At a young age, Matt Berkebile became fascinated with airplanes. Now he uses his passion for flight to help West Texans access medical care.
Berkebile coordinates local efforts for Angel Flight South Central, a nonprofit that offers patients free flights to medical centers.
“The goal of the organization as a whole is that everybody would realize the facilities known for doing the best at what they do to treat people are truly available to everyone,” Berkebile said. “Our mission is: Travel wouldn’t be a determining factor in getting that treatment.”
Since he first volunteered nearly two years ago, Berkebile has completed about a dozen flights. He said some patients turn to Angel Flight after exhausting money on medical treatments.
“I was struggling to find a nonprofit organization I was genuinely interested in until now,” Berkebile said. “I’ve gotten to serve and do my hobby. It was a good fit.”
Angel Flight is based in Dallas and helps patients in Texas and its neighboring states. Midland is in the southwest region, which spans from Abilene to El Paso.
Justin Burris, a local volunteer pilot, said the organization has helped people living in small West Texas towns.
“Some people are in Presidio, and it’s a long drive to Midland to get on a plane to go somewhere,” Burris said. “Sometimes we pick up people in remote areas of Texas to give people access to places with better transportation like Midland or take them places.”
Volunteer pilots for Angel Flight donate their time and travel expenses. The pilots use small aircraft, such as the Mooney Ovation plane Berkebile rents from Floris Flight Services at Midland Airpark. The size of the airplanes allows pilots to reach county airports that are close to people seeking medical transportation, Berkebile said.

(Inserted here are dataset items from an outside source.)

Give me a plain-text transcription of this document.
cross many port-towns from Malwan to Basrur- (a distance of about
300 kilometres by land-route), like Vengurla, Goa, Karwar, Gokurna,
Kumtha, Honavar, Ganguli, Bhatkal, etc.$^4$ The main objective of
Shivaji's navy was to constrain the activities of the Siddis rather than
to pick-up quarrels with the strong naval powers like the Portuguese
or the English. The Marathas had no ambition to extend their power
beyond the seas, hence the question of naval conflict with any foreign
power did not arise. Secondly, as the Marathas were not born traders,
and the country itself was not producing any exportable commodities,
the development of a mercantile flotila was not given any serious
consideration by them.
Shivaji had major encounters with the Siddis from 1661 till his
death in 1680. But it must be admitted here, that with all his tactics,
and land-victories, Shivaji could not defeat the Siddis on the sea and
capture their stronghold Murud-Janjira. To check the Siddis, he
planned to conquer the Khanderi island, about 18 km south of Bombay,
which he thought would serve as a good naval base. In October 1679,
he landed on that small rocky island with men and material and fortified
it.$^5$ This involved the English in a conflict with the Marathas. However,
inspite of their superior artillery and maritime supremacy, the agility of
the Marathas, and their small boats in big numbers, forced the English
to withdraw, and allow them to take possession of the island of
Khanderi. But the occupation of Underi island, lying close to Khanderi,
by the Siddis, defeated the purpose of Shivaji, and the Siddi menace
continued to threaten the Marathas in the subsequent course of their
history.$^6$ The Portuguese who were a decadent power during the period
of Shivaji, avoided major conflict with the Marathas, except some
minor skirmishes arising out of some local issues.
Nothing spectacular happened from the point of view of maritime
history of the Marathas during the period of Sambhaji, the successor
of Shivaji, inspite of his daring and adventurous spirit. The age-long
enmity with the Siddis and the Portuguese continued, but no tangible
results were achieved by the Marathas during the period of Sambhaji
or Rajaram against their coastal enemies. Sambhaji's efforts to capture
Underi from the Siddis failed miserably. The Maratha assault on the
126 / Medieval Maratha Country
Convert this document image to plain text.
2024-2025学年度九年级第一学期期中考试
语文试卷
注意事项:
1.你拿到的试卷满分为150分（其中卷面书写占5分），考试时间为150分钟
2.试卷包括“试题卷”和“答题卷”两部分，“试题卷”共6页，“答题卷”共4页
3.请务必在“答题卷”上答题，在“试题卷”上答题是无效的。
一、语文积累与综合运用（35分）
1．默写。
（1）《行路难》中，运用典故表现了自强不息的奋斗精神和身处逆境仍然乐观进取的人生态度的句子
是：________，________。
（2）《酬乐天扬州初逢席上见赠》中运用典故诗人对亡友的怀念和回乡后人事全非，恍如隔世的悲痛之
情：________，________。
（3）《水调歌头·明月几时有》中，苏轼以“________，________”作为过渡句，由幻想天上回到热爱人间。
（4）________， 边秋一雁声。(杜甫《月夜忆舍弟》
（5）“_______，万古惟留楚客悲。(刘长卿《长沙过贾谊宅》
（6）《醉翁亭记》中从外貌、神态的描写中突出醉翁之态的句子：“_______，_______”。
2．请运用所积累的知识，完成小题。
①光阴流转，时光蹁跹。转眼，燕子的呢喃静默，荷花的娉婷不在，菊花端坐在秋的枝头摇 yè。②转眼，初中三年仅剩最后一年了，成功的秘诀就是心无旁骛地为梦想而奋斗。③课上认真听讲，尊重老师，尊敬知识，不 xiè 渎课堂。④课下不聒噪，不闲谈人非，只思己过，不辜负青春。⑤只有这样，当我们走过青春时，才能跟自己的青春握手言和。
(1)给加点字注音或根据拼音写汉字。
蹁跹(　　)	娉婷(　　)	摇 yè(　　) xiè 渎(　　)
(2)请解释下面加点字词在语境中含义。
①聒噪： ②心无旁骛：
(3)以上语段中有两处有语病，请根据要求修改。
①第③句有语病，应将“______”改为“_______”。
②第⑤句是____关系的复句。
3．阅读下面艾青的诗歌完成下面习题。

Shireen Pitassi, missions director for Angel Flight, speaks with patients to arrange flights with volunteers in their regions. She said an increasing number of patients have shown interest in the organization since she became an employee in 2001.
“We want to ease your pain,” Pitassi said. “They get the opportunity to fly, and we want to make it a pleasant experience for them. It’s like going to the movies to forget your problems. You’re up in the air and forget you’re going to cancer treatment.”
Berkebile said he has made a difference for people who need medical care not available locally. He became a licensed pilot seven years ago and hopes others who enjoy flying will consider volunteering with Angel Flight.
“They get their pilot’s license and might fly a little bit but then they get married,” Berkebile said. “They might have a plane sitting in the hangar. This organization serves the purpose to serve people medically. It gives them a reason to fly.”